A ação civil pública, movida pelo MPMG em 2003, apontava que o município despejava esgoto doméstico sem tratamento nos rios Aiuruoca e Ribeirão Vermelho, causando contaminação por Escherichia coli acima dos limites legais. A sentença condenatória, proferida em 2013 e confirmada pelo Tribunal de Justiça de Minas Gerais, fixou originalmente prazo de três anos para cumprimento da obrigação, sob pena de multa diária de R$ 5 mil.
Apesar de o trânsito em julgado ocorrer há mais de oito anos, o município não concluiu totalmente as obras, chegando a reconhecer, em dezembro de 2025, que aproximadamente 25 residências ainda não estavam conectadas ao sistema.
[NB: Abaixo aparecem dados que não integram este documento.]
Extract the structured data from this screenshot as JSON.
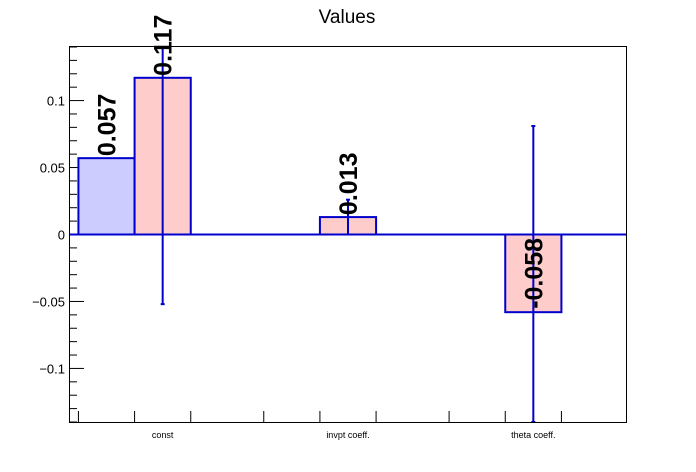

Ao longo do processo, a municipalidade apresentou sucessivos pedidos de prorrogação de prazo, alegando dificuldades técnicas, chuvas e topografia, que, na prática, retardaram indefinidamente a conclusão da obra.
Diante da situação, o promotor de Justiça Gabriel Galindo solicitou à Justiça a aplicação da multa diária, sua majoração para R$ 10 mil e a intimação pessoal do prefeito. O magistrado deferiu parcialmente os pedidos e reforçou que a obrigação do município é de natureza ambiental e de saúde pública, visando à proteção de direitos fundamentais difusos. A inércia do Poder Público configura omissão inconstitucional passível de correção judicial, segundo a decisão.
Para o promotor Gabriel Galindo, o caso evidencia a relevância da atuação do Ministério Público na defesa do saneamento básico como direito fundamental, ligado à dignidade da pessoa humana, à saúde pública e à preservação ambiental. “O lançamento de esgoto sem tratamento compromete a qualidade da água, favorece a proliferação de doenças e degrada o meio ambiente em prejuízo de toda a coletividade e das gerações futuras”, destacou.